[RESPONDED] Fingerprint sensor breaks SDDM on kubuntu

After setting up the fingerprint sensor up in kubuntu 23.04 it works flawlessly apart from the fact that i cannot login through sddm after rebooting the system. This ruins the fingerprint scanner feature as i need to switch to tty2 and remove the fingerprint and re-enroll it every time I turn the laptop off.

I have found a temporary solution of automatically logging in and using a script to force the kde plasma screensaver that requires login.

Hi @SirChipalot
From what I understand, this is an issue with SDDM, it does not support login with fingerprint with the current release version 0.19.0 at login.

If you do want to make it work, read through [RESPONDED] Fingerprint scanner compatibility with linux (ubuntu, fedora, etc)

I have seen people mention scripts and other workarounds.
I have not personally tried any of them, I don’t use the fingerprint at all.

1 Like

Yep, this is basically a part of it.

@SirChipalot Also we actively have what we are supporting on the landing page.

You just need to add

auth sufficient pam_fprintd.so

to the top of /etc/pam.d/common-auth

Do not run pam-auth-update

This will require fingerprint for sudo, and login at SDDM (sometimes it seems you press enter first to accept a blank password).

1 Like

I upgraded to 23.10. I tried both adding

auth sufficient pam_fprintd.so

and running pam-auth-update.

Adding the suggested line worked, but I couldn’t use my password any more with sudo or to login. With pam-auth-update I could use my password after 10 seconds. It appears that the fingerprint reader would block other means of auth for 10 seconds before trying other means of identification.

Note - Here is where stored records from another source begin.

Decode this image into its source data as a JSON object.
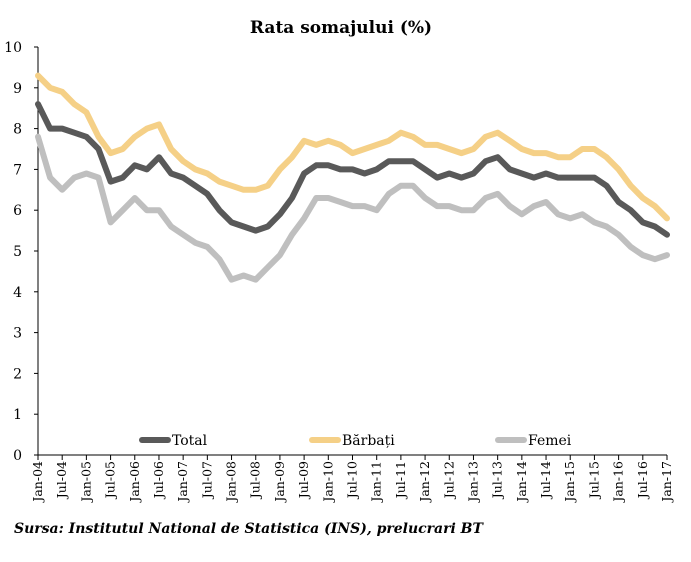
{
  "chart_data": {
    "type": "line",
    "title": "Rata somajului (%)",
    "xlabel": "",
    "ylabel": "",
    "ylim": [
      0,
      10
    ],
    "yticks": [
      "0",
      "1",
      "2",
      "3",
      "4",
      "5",
      "6",
      "7",
      "8",
      "9",
      "10"
    ],
    "xtick_labels": [
      "Jan-04",
      "Jul-04",
      "Jan-05",
      "Jul-05",
      "Jan-06",
      "Jul-06",
      "Jan-07",
      "Jul-07",
      "Jan-08",
      "Jul-08",
      "Jan-09",
      "Jul-09",
      "Jan-10",
      "Jul-10",
      "Jan-11",
      "Jul-11",
      "Jan-12",
      "Jul-12",
      "Jan-13",
      "Jul-13",
      "Jan-14",
      "Jul-14",
      "Jan-15",
      "Jul-15",
      "Jan-16",
      "Jul-16",
      "Jan-17"
    ],
    "x": [
      "2004-01",
      "2004-04",
      "2004-07",
      "2004-10",
      "2005-01",
      "2005-04",
      "2005-07",
      "2005-10",
      "2006-01",
      "2006-04",
      "2006-07",
      "2006-10",
      "2007-01",
      "2007-04",
      "2007-07",
      "2007-10",
      "2008-01",
      "2008-04",
      "2008-07",
      "2008-10",
      "2009-01",
      "2009-04",
      "2009-07",
      "2009-10",
      "2010-01",
      "2010-04",
      "2010-07",
      "2010-10",
      "2011-01",
      "2011-04",
      "2011-07",
      "2011-10",
      "2012-01",
      "2012-04",
      "2012-07",
      "2012-10",
      "2013-01",
      "2013-04",
      "2013-07",
      "2013-10",
      "2014-01",
      "2014-04",
      "2014-07",
      "2014-10",
      "2015-01",
      "2015-04",
      "2015-07",
      "2015-10",
      "2016-01",
      "2016-04",
      "2016-07",
      "2016-10",
      "2017-01"
    ],
    "grid": false,
    "legend_position": "bottom",
    "series": [
      {
        "name": "Total",
        "color": "#595959",
        "values": [
          8.6,
          8.0,
          8.0,
          7.9,
          7.8,
          7.5,
          6.7,
          6.8,
          7.1,
          7.0,
          7.3,
          6.9,
          6.8,
          6.6,
          6.4,
          6.0,
          5.7,
          5.6,
          5.5,
          5.6,
          5.9,
          6.3,
          6.9,
          7.1,
          7.1,
          7.0,
          7.0,
          6.9,
          7.0,
          7.2,
          7.2,
          7.2,
          7.0,
          6.8,
          6.9,
          6.8,
          6.9,
          7.2,
          7.3,
          7.0,
          6.9,
          6.8,
          6.9,
          6.8,
          6.8,
          6.8,
          6.8,
          6.6,
          6.2,
          6.0,
          5.7,
          5.6,
          5.4
        ]
      },
      {
        "name": "Bărbați",
        "color": "#f5d087",
        "values": [
          9.3,
          9.0,
          8.9,
          8.6,
          8.4,
          7.8,
          7.4,
          7.5,
          7.8,
          8.0,
          8.1,
          7.5,
          7.2,
          7.0,
          6.9,
          6.7,
          6.6,
          6.5,
          6.5,
          6.6,
          7.0,
          7.3,
          7.7,
          7.6,
          7.7,
          7.6,
          7.4,
          7.5,
          7.6,
          7.7,
          7.9,
          7.8,
          7.6,
          7.6,
          7.5,
          7.4,
          7.5,
          7.8,
          7.9,
          7.7,
          7.5,
          7.4,
          7.4,
          7.3,
          7.3,
          7.5,
          7.5,
          7.3,
          7.0,
          6.6,
          6.3,
          6.1,
          5.8
        ]
      },
      {
        "name": "Femei",
        "color": "#bfbfbf",
        "values": [
          7.8,
          6.8,
          6.5,
          6.8,
          6.9,
          6.8,
          5.7,
          6.0,
          6.3,
          6.0,
          6.0,
          5.6,
          5.4,
          5.2,
          5.1,
          4.8,
          4.3,
          4.4,
          4.3,
          4.6,
          4.9,
          5.4,
          5.8,
          6.3,
          6.3,
          6.2,
          6.1,
          6.1,
          6.0,
          6.4,
          6.6,
          6.6,
          6.3,
          6.1,
          6.1,
          6.0,
          6.0,
          6.3,
          6.4,
          6.1,
          5.9,
          6.1,
          6.2,
          5.9,
          5.8,
          5.9,
          5.7,
          5.6,
          5.4,
          5.1,
          4.9,
          4.8,
          4.9
        ]
      }
    ]
  },
  "legend": [
    {
      "label": "Total",
      "color": "#595959"
    },
    {
      "label": "Bărbați",
      "color": "#f5d087"
    },
    {
      "label": "Femei",
      "color": "#bfbfbf"
    }
  ],
  "source": "Sursa: Institutul National de Statistica (INS), prelucrari BT"
}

Neither of these are great. I would like to be able to auth with either my password or my finger.

Here is what pam-auth-update put into my common-auth file:

auth  [success=2 default=ignore]      pam_fprintd.so max-tries=1 timeout=10 # debug
auth  [success=1 default=ignore]      pam_unix.so nullok try_first_pass

I see the 10 second timeout and it looks like the unix login is trying to run, but is seems like it is blocked by the fprintd. Is there a way to make them run in parallel?

1 Like

I’m not sure why you’d want to use a lower security method like password, if biometric is available.

Regardless, I don’t think PAM can ask two questions at once.

Biometric is a lower security (coming from security/monitoring). The password is the most secure way to get into a system, cause they will have to get it out of you with force (hitting you and keep you awake) while the fingerprint, even if your are passed out, they can get it.

As for pam - it won’t ask 2 questions at once. It will go through all configured methods sequentially and the first one that works and is configured as sufficient will be “allowed”.

1 Like

I’ve posted this link about fingerprint bypass twice in fingerprint reader threads here and you haven’t seen it?

Sure I’ve seen it. Depends on your threat modal. Evil maids don’t come for most people so the trade off is fine for me.